The Warriors who were left standing ramped up their efforts, and their minutes, and were visibly spent by the time the Raptors celebrated at midcourt.

That included Stephen Curry, the guiding force of this team. With Durant and Thompson out of action, the Raptors were able to throw the weight of their efforts at Curry. They bumped him and trapped him and rarely let him get a free look from the 3-point line.

Curry had to work hard for his 21 points, and it caught up to him. He hit 1 of 6 shots, and none of his four 3-point attempts, in the fourth quarter.

Years from now, we’ll look back on the final five years of Oracle, and it will probably seem like a joyride. The clips of Warriors fast breaks and 30-foot Curry swishes will become a shorthand for the entire era of basketball.

But it hasn’t been easy, not at all. The fact is, maintaining a dynasty is difficult work, and it has become incrementally harder since the breakthrough of 2015. In 2016, the Warriors wore themselves out in trying (and succeeding) to break the NBA record for wins in a season. After Durant arrived, the scoring became easier but the chemistry trickier. The players got complacent. The basketball started to feel like work. Money issues loomed. It happens to every empire sooner or later.

This year was toughest of all. The drama of Durant’s ?impending free agency (if he chooses to opt out of his contract) loomed over the Warriors all year. The team stunk up their beloved arena several times with baffling, one-sided losses.

“You look at some of the stuff that’s gone on and it’s like, ‘Oh, that was two years ago, no that was like five months ago, it was seven months ago, two months ago,’” Draymond Green reflected. “Like everything this team has been through, I’m extremely proud of the guys, the way we fought.”

And then came the playoff injuries. DeMarcus Cousins was the first to fall, badly straining his quad muscle in the second game in Round 1. Andre Iguodala missed a game with a calf injury. Thompson missed one with a hamstring tweak. Looney cracked his torso. They played on.

“When you got superstars like Klay and KD as examples, they’re gonna put their bodies on the line,” Looney said after Game 6. “A guy like me, when you see that, you’re like, I gotta follow suit.”

The Warriors weren’t deep enough to provide adequate replacements, though.
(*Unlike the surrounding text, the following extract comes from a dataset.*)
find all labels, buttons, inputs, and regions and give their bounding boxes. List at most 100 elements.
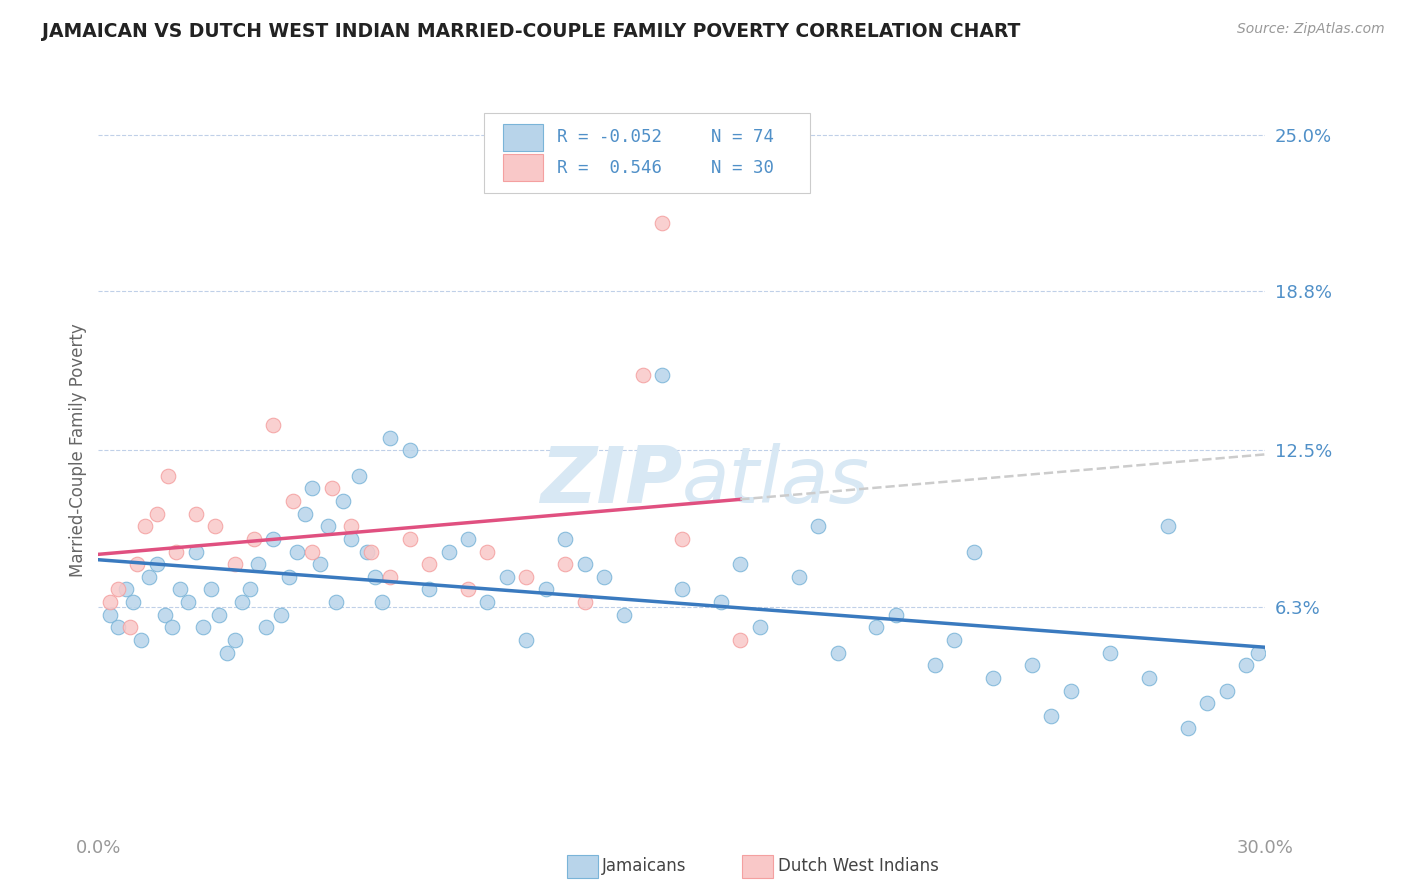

Really, there’s no way they should have been able to keep pace with the balanced and energetic Raptors.

But they did. The Warriors ran with Toronto step for step, drawing on some wellspring of resolve that went beyond their ability to shoot a basketball.

“It’s amazement that we’re sitting in this position,” Kerr said. “During the game we have a chance to win the game and force a Game 7 and go back to Toronto, and you just think, how? How has this group of guys put themselves in position to do it?”

After the game, Curry wandered into the locker room, still in uniform, and sat at his locker. His brother-in-law, Damion Lee, occupied the locker next to his, and both of them looked raw, with red eyes and blank faces. Curry alternately whispered to Lee and sat rubbing his face. A couple times he lightly rapped the shelf in his locker or the metal bar holding up his clothes, as if he’d love to hit it for real.

The Warriors had just spent everything they owned on the court. They answered every challenge, and very nearly extended the series. But Curry had missed a 3-point attempt with 9 seconds left that could have given Golden State the lead. The effort wasn’t enough to placate him. He wanted those final three points. He wanted one more win. He wanted to keep going.

The Warriors have nothing left to prove by now, but that isn’t the point. Whatever fuel has been powering them for five years, it’s still burning. That’s why you can’t count them out in 2020, despite the cracks that have formed in the foundation. The body weakens over time, but the spirit lives on.

“Next season will be next season, and we’ll come back with the right mentality,” Curry said at the podium a little later. “So it’s kind of hard to talk about, because it’s a tough way to go out and it’s tough to lose in the Finals, but the story’s not over yet.”